Members of the faculty discussed the possibility of creating a University-specific alternative to Coursera, as well as the proposed creation of a new committee to oversee the continuation of online courses, on Monday at the December faculty meeting.

Philosophy professor Gideon Rosen noted that the University is free to explore options outside of Coursera in order to avoid conflicts of intellectual property, such as whether the material is owned by Coursera, the University or the professors teaching the courses.

In one alternative to Coursera, he said, the University can “invest considerable resources in developing [its] own proprietary platform.” He added that some members of the computer science department are interested in helping out.

“I must say that developing our own proprietary platform gives me nightmares,” University President Christopher Eisgruber ’83 replied.

Eisgruber currently sits on Coursera’s board of advisers.

The new committee would be called the Faculty Advisory Council on Teaching and Learning, and it would not only vet the online courses but would also be responsible for monitoring them and their procedures, Rosen explained.

The committee could also expand the work of the Faculty Committee on Grading by leading a campus-wide conversation on the most effective methods of assessment, according to documents circulated at the meeting detailing the potential committee’s duties.

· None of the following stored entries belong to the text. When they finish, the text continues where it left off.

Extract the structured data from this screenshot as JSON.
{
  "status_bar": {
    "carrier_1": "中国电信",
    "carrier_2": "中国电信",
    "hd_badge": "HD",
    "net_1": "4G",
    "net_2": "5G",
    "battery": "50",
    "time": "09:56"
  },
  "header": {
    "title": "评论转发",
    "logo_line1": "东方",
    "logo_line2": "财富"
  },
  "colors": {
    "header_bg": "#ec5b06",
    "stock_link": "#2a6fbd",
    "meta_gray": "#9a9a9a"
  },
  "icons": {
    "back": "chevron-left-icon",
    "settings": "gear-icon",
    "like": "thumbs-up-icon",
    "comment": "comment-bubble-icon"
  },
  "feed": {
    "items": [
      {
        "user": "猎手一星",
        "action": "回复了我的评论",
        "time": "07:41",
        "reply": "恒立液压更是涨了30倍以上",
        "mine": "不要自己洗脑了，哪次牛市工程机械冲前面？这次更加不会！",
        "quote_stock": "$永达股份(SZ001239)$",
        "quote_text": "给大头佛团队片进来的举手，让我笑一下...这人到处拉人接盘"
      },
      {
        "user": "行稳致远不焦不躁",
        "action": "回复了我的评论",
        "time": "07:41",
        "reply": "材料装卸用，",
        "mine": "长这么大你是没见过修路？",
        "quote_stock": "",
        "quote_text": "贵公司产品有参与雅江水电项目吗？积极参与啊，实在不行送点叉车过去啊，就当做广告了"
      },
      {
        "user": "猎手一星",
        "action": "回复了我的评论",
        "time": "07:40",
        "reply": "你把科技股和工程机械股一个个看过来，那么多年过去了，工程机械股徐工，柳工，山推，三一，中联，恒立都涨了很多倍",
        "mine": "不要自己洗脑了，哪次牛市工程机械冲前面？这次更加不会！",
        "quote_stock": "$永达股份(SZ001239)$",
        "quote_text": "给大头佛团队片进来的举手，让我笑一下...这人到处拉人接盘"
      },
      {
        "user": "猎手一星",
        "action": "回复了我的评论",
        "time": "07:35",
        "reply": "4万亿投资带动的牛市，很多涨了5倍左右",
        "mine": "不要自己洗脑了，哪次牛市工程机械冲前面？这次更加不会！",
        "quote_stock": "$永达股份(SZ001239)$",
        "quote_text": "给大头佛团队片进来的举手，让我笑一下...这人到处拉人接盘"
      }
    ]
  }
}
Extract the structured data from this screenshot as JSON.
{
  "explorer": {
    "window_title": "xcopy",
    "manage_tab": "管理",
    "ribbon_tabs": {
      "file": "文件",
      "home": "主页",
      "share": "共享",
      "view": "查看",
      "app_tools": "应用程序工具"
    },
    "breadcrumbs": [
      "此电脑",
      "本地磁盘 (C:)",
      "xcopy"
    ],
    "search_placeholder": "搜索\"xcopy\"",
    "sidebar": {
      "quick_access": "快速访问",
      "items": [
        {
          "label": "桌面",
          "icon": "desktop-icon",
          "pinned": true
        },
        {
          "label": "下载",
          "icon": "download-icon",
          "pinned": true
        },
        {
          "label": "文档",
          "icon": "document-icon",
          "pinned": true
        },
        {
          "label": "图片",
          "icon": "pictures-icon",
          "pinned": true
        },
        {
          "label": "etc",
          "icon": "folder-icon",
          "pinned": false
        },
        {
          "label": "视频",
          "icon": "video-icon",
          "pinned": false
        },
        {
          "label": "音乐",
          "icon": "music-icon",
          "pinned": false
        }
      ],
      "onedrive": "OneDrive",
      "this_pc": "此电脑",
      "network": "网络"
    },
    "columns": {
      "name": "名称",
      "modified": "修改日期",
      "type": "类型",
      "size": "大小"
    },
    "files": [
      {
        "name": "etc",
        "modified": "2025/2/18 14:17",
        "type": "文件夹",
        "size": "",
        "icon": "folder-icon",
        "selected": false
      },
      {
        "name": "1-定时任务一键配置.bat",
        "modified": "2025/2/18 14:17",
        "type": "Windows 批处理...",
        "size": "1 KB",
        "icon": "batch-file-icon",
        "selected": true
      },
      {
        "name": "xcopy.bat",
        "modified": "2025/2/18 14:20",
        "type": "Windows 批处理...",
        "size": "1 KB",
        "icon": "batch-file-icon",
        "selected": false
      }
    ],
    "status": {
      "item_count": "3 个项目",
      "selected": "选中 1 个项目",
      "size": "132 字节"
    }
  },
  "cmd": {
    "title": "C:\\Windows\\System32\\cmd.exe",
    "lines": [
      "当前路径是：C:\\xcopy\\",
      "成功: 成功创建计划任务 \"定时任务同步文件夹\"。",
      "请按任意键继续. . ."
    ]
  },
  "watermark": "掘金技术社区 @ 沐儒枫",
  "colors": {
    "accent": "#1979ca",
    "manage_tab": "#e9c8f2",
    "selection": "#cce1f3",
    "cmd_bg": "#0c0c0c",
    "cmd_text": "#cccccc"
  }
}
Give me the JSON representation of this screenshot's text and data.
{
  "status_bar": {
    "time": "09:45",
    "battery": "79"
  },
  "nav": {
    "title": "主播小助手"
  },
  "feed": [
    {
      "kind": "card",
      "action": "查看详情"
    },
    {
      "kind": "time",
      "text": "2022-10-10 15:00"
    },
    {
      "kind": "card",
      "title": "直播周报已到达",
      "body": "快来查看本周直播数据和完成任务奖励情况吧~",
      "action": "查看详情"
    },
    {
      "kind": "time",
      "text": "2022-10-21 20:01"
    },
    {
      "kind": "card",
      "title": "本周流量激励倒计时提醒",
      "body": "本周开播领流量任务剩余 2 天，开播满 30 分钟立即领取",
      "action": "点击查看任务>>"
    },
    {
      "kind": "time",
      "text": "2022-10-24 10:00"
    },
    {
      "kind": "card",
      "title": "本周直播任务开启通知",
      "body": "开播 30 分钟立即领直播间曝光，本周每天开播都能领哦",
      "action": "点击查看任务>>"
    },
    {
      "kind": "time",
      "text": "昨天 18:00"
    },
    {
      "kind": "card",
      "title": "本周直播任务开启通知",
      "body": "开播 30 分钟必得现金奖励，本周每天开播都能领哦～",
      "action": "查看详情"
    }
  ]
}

In October, Eisgruber charged a committee of faculty members with reassessing the University’s grading policy, which currently states that no more than 35 percent of the grades given by any department should be As.

The committee would also be responsible for supporting the McGraw Center for Teaching and Learning.

“One of the things that we’ve seen is an increase in the demand for services at the McGraw Center and some strain on the resources that are available there,” Eisgruber said. “McGraw has no cognate faculty committee helping to guide and support its work, and this committee would serve as valuable partners for McGraw.”

The University is not pushing to be a leader in online courses but instead is experimenting with them, Eisgruber noted. In a landscape that is rapidly changing, he said that the University wants to make sure to use technology in a way that is beneficial to the community.

Documents circulated after the meeting suggested that the committee may take on other roles, including the implementation of the recommendations reached by the ad hoc committee on socioeconomic diversity, assessing certain questions of the Committee on Discipline’s policy on academic integrity issues and reviewing the new Undergraduate Course Assistant program.

The potential committee would consist of 14 members: eight faculty members, the director of the McGraw Center, the director of the Keller Center, the associate director for the Council on Science and Technology, the Dean and Deputy Dean of the College and the associate dean of the Graduate School.